The report said that would be enough to fully satisfy Poland's gas requirements for about seven decades. But the figures are a disappointment for a country that had been hoping that its shale gas assets would last centuries and help it break its dependence on Russian gas imports.
A U.S. estimate last year put the reserves at some 5.3 trillion cubic meters, a figure that had fueled Polish ambitions for energy self-sufficiency.
Poland has huge stores of coal that generate 93 percent of the nation's electricity output, but it remains heavily dependent on Russian oil and gas for other energy needs. This dependence is expensive and a source of resentment in this former Soviet satellite state, which rejected Moscow-backed communist rule 23 years ago.
Currently, about 70 percent of Poland's annual needs of 14.4 billion cubic meters of gas are covered by Russian imports.
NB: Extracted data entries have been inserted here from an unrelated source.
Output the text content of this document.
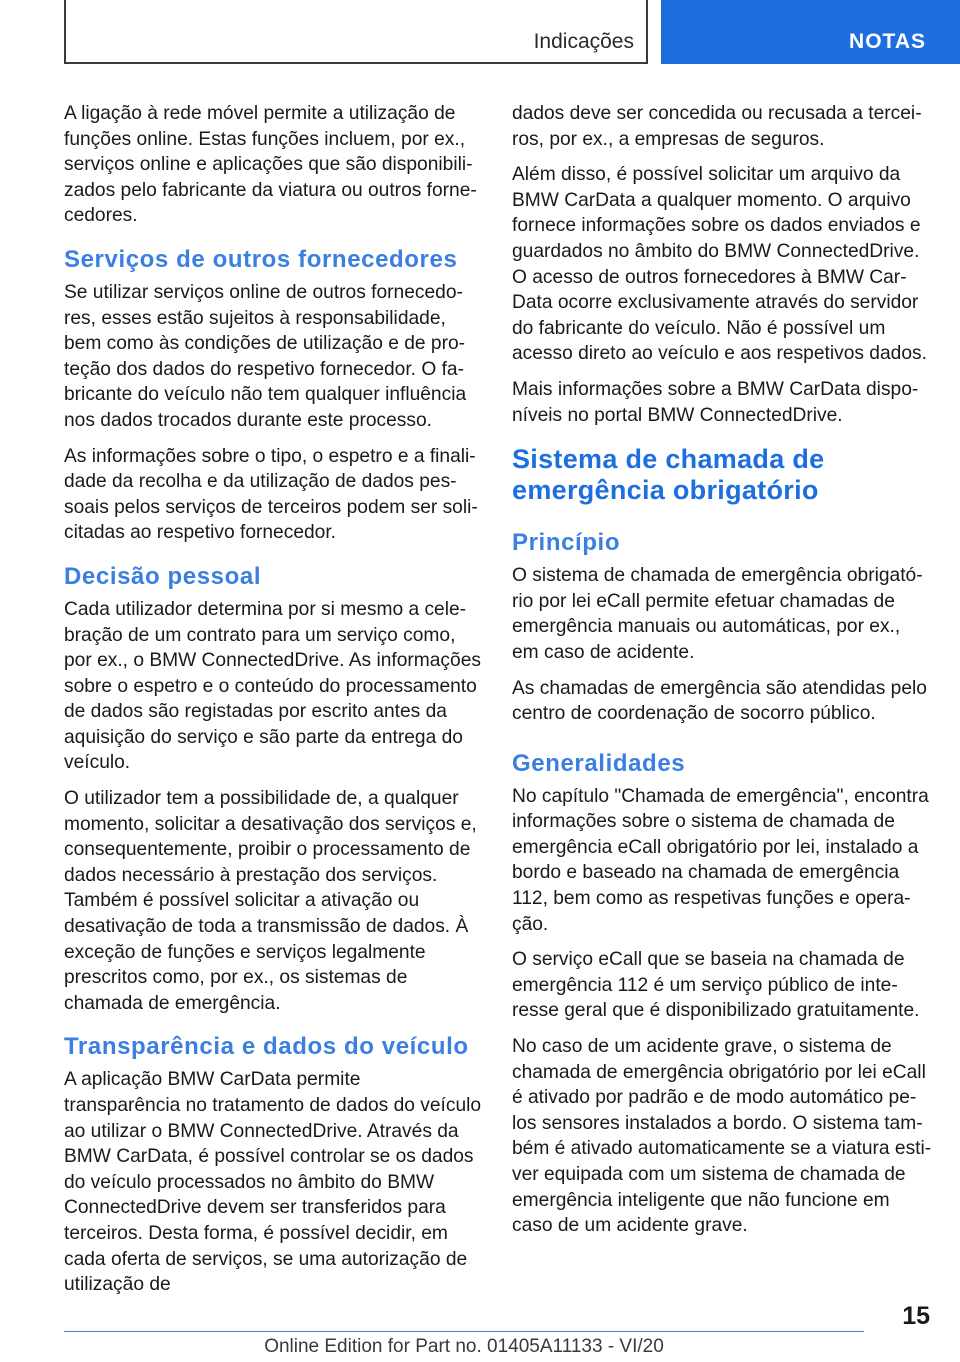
Indicações	NOTAS

A ligação à rede móvel permite a utilização de funções online. Estas funções incluem, por ex., serviços online e aplicações que são disponibilizados pelo fabricante da viatura ou outros fornecedores.

Serviços de outros fornecedores

Se utilizar serviços online de outros fornecedores, esses estão sujeitos à responsabilidade, bem como às condições de utilização e de proteção dos dados do respetivo fornecedor. O fabricante do veículo não tem qualquer influência nos dados trocados durante este processo.

As informações sobre o tipo, o espetro e a finalidade da recolha e da utilização de dados pessoais pelos serviços de terceiros podem ser solicitadas ao respetivo fornecedor.

Decisão pessoal

Cada utilizador determina por si mesmo a celebração de um contrato para um serviço como, por ex., o BMW ConnectedDrive. As informações sobre o espetro e o conteúdo do processamento de dados são registadas por escrito antes da aquisição do serviço e são parte da entrega do veículo.

O utilizador tem a possibilidade de, a qualquer momento, solicitar a desativação dos serviços e, consequentemente, proibir o processamento de dados necessário à prestação dos serviços. Também é possível solicitar a ativação ou desativação de toda a transmissão de dados. À exceção de funções e serviços legalmente prescritos como, por ex., os sistemas de chamada de emergência.

Transparência e dados do veículo

A aplicação BMW CarData permite transparência no tratamento de dados do veículo ao utilizar o BMW ConnectedDrive. Através da BMW CarData, é possível controlar se os dados do veículo processados no âmbito do BMW ConnectedDrive devem ser transferidos para terceiros. Desta forma, é possível decidir, em cada oferta de serviços, se uma autorização de utilização de

dados deve ser concedida ou recusada a terceiros, por ex., a empresas de seguros.

Além disso, é possível solicitar um arquivo da BMW CarData a qualquer momento. O arquivo fornece informações sobre os dados enviados e guardados no âmbito do BMW ConnectedDrive. O acesso de outros fornecedores à BMW CarData ocorre exclusivamente através do servidor do fabricante do veículo. Não é possível um acesso direto ao veículo e aos respetivos dados.

Mais informações sobre a BMW CarData disponíveis no portal BMW ConnectedDrive.

Sistema de chamada de emergência obrigatório
Princípio

O sistema de chamada de emergência obrigatório por lei eCall permite efetuar chamadas de emergência manuais ou automáticas, por ex., em caso de acidente.

As chamadas de emergência são atendidas pelo centro de coordenação de socorro público.

Generalidades

No capítulo "Chamada de emergência", encontra informações sobre o sistema de chamada de emergência eCall obrigatório por lei, instalado a bordo e baseado na chamada de emergência 112, bem como as respetivas funções e operação.

O serviço eCall que se baseia na chamada de emergência 112 é um serviço público de interesse geral que é disponibilizado gratuitamente.

No caso de um acidente grave, o sistema de chamada de emergência obrigatório por lei eCall é ativado por padrão e de modo automático pelos sensores instalados a bordo. O sistema também é ativado automaticamente se a viatura estiver equipada com um sistema de chamada de emergência inteligente que não funcione em caso de um acidente grave.

15
Online Edition for Part no. 01405A11133 - VI/20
Deputy Environment Minister Piotr Wozniak stressed that the new shale gas estimates are preliminary and could be revised upward when findings are published from wells currently being drilled. The report says total reserves could be as high as 1.9 trillion cubic meters.
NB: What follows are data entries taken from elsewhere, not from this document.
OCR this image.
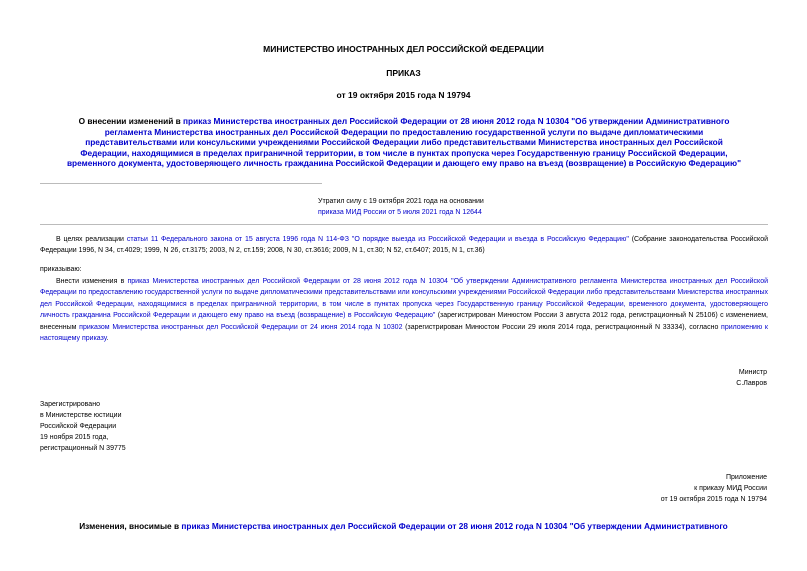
МИНИСТЕРСТВО ИНОСТРАННЫХ ДЕЛ РОССИЙСКОЙ ФЕДЕРАЦИИ
ПРИКАЗ
от 19 октября 2015 года N 19794
О внесении изменений в приказ Министерства иностранных дел Российской Федерации от 28 июня 2012 года N 10304 "Об утверждении Административного регламента Министерства иностранных дел Российской Федерации по предоставлению государственной услуги по выдаче дипломатическими представительствами или консульскими учреждениями Российской Федерации либо представительствами Министерства иностранных дел Российской Федерации, находящимися в пределах приграничной территории, в том числе в пунктах пропуска через Государственную границу Российской Федерации, временного документа, удостоверяющего личность гражданина Российской Федерации и дающего ему право на въезд (возвращение) в Российскую Федерацию"
Утратил силу с 19 октября 2021 года на основании
приказа МИД России от 5 июля 2021 года N 12644
В целях реализации статьи 11 Федерального закона от 15 августа 1996 года N 114-ФЗ "О порядке выезда из Российской Федерации и въезда в Российскую Федерацию" (Собрание законодательства Российской Федерации 1996, N 34, ст.4029; 1999, N 26, ст.3175; 2003, N 2, ст.159; 2008, N 30, ст.3616; 2009, N 1, ст.30; N 52, ст.6407; 2015, N 1, ст.36)
приказываю:
Внести изменения в приказ Министерства иностранных дел Российской Федерации от 28 июня 2012 года N 10304 "Об утверждении Административного регламента Министерства иностранных дел Российской Федерации по предоставлению государственной услуги по выдаче дипломатическими представительствами или консульскими учреждениями Российской Федерации либо представительствами Министерства иностранных дел Российской Федерации, находящимися в пределах приграничной территории, в том числе в пунктах пропуска через Государственную границу Российской Федерации, временного документа, удостоверяющего личность гражданина Российской Федерации и дающего ему право на въезд (возвращение) в Российскую Федерацию" (зарегистрирован Минюстом России 3 августа 2012 года, регистрационный N 25106) с изменением, внесенным приказом Министерства иностранных дел Российской Федерации от 24 июня 2014 года N 10302 (зарегистрирован Минюстом России 29 июля 2014 года, регистрационный N 33334), согласно приложению к настоящему приказу.
Министр
С.Лавров
Зарегистрировано
в Министерстве юстиции
Российской Федерации
19 ноября 2015 года,
регистрационный N 39775
Приложение
к приказу МИД России
от 19 октября 2015 года N 19794
Изменения, вносимые в приказ Министерства иностранных дел Российской Федерации от 28 июня 2012 года N 10304 "Об утверждении Административного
The estimates were released by the State Geological Institute and the Ministry of the Environment. Prepared along with the U.S. Geological Survey, the numbers are based on pre-1990 data taken from 39 wells drilled for research and exploration.
The United States is the only country so far to engage in widespread exploitation of shale gas, which is trapped deep below ground in porous rock. Several U.S. companies have licenses to drill in Poland.
Shale gas is located below ground across the European continent, from France to Ukraine, but many countries have decided not to attempt to extract it due to environmental concerns.